The Maxar Technology images, released by Reuters on Thursday, show the neighbourhoods of Atatra, Al-Karama, and the city of Beit Hanoun before and after the blasts that followed the Hamas massacre in southern Israel on October 7.
Buildings and homes that were once dispersed between green spaces in the Hamas-run neighborhoods on the northeast edge of the Gaza Strip have been obliterated.
Israeli airstrikes have devastated parts of the Gaza Strip, leaving neighborhoods in rubble and hospitals struggling to treat masses of injured people with a lack of fuel and medical supplies.
The UN’s humanitarian chief warned on Thursday evening that aid “is barely trickling” into Gaza and the world is “failing to meet the bare entitlements of a part of humanity”.
Martin Griffiths, the UN Under-Secretary-General for Humanitarian Affairs, said that “heavy bombardments on Gaza continue and are getting worse, even in areas supposed to be safer”.
In a post on X, formerly Twitter, Griffiths said “the rules of war are clear” that civilians must be protected and have the essentials to survive.

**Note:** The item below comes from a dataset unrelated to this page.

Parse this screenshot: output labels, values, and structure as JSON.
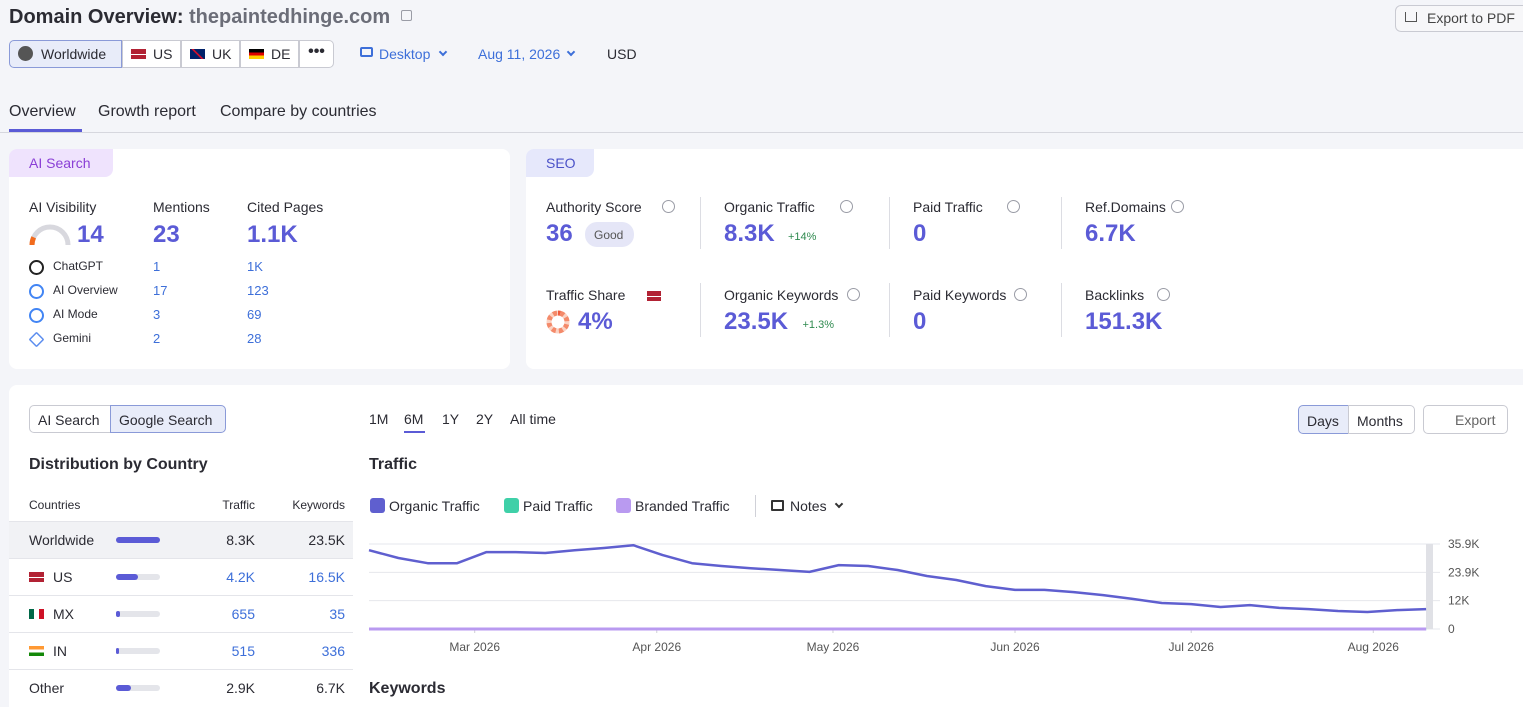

The Israel Defense Force said it has killed hundreds of Hamas militants in the blasts that have pounded the Gaza Strip since October 7.
The military says troops and tanks briefly entered northern Gaza overnight into Thursday, hitting several militant targets as a wider ground incursion loomed.

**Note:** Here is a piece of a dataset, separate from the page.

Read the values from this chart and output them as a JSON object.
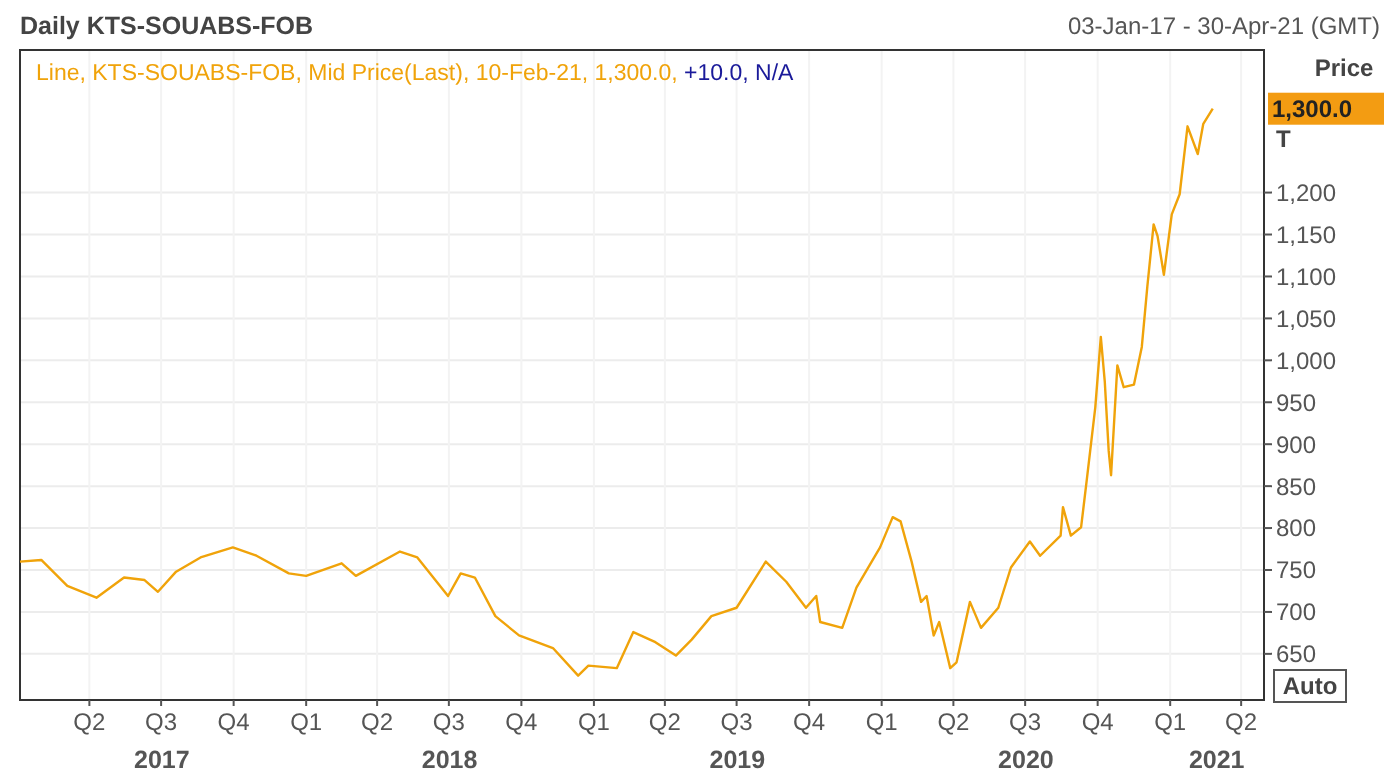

During the raid, the military said soldiers struck fighters, militant infrastructure and anti-tank missile launching positions. There were no immediate reports of casualties on either side.
Palestinians in Gaza said Israeli air strikes had pounded the territory again overnight on Wednesday and people living in central Gaza, near the Bureij refugee camp and east of Qarara village, reported intensive tank shelling all night.

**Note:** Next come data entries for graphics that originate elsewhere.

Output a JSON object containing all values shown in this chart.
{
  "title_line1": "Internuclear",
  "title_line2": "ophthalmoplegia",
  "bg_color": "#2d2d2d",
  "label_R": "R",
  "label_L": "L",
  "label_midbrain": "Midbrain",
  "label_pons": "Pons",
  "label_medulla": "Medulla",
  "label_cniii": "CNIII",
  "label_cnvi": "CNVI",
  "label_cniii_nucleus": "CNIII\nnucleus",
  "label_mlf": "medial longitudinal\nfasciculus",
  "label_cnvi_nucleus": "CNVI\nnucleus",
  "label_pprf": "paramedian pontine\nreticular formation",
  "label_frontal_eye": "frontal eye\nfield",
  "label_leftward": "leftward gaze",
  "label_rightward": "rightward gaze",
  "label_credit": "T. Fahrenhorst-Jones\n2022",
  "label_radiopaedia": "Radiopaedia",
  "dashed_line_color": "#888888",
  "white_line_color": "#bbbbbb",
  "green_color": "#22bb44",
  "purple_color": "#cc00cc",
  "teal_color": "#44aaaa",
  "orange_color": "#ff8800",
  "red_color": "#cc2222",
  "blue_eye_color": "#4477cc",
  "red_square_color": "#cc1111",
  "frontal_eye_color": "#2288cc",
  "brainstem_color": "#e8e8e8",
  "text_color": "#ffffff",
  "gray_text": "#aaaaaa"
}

A densely populated refugee camp in Gaza's southern city of Khan Younis was also hit on Thursday, levelling more than eight homes belonging to an extended family and killing at least 15 people.
"Nowhere is safe" in Gaza amid Israel's bombing, the United Nations said on Thursday.
Lynn Hastings, UN humanitarian coordinator for the occupied Palestinian territory, said in a statement: "For people who can’t evacuate — because they have nowhere to go or are unable to move — advance warnings make no difference.
"When the evacuate routes are bombed, when people north as well as south are caught up in hostilities, when essentials for survival are lacking, and when there are no assurances for return, people are left with nothing but impossible choices," she added.
The Hamas-run Gaza Health Ministry said on Thursday that more than 7,000 Palestinians have been killed so far. In the occupied West Bank, more than 100 Palestinians have been killed.The fighting has killed more than 1,400 people in Israel, according to Israeli officials, mostly civilians who died in the initial Hamas attack.
Israel's military has raised the number of remaining hostages in Gaza to 222 people, including foreigners believed captured by Hamas during the incursion. Four hostages have been released so far.
Around 50 of the hostages have been killed in air strikes in Gaza, the terror group has claimed. A spokesperson for Hamas's armed wing, al-Qassam Brigades, Abu Obeida made the claim on Thursday on Telegram. The Standard is unable to verify the claims.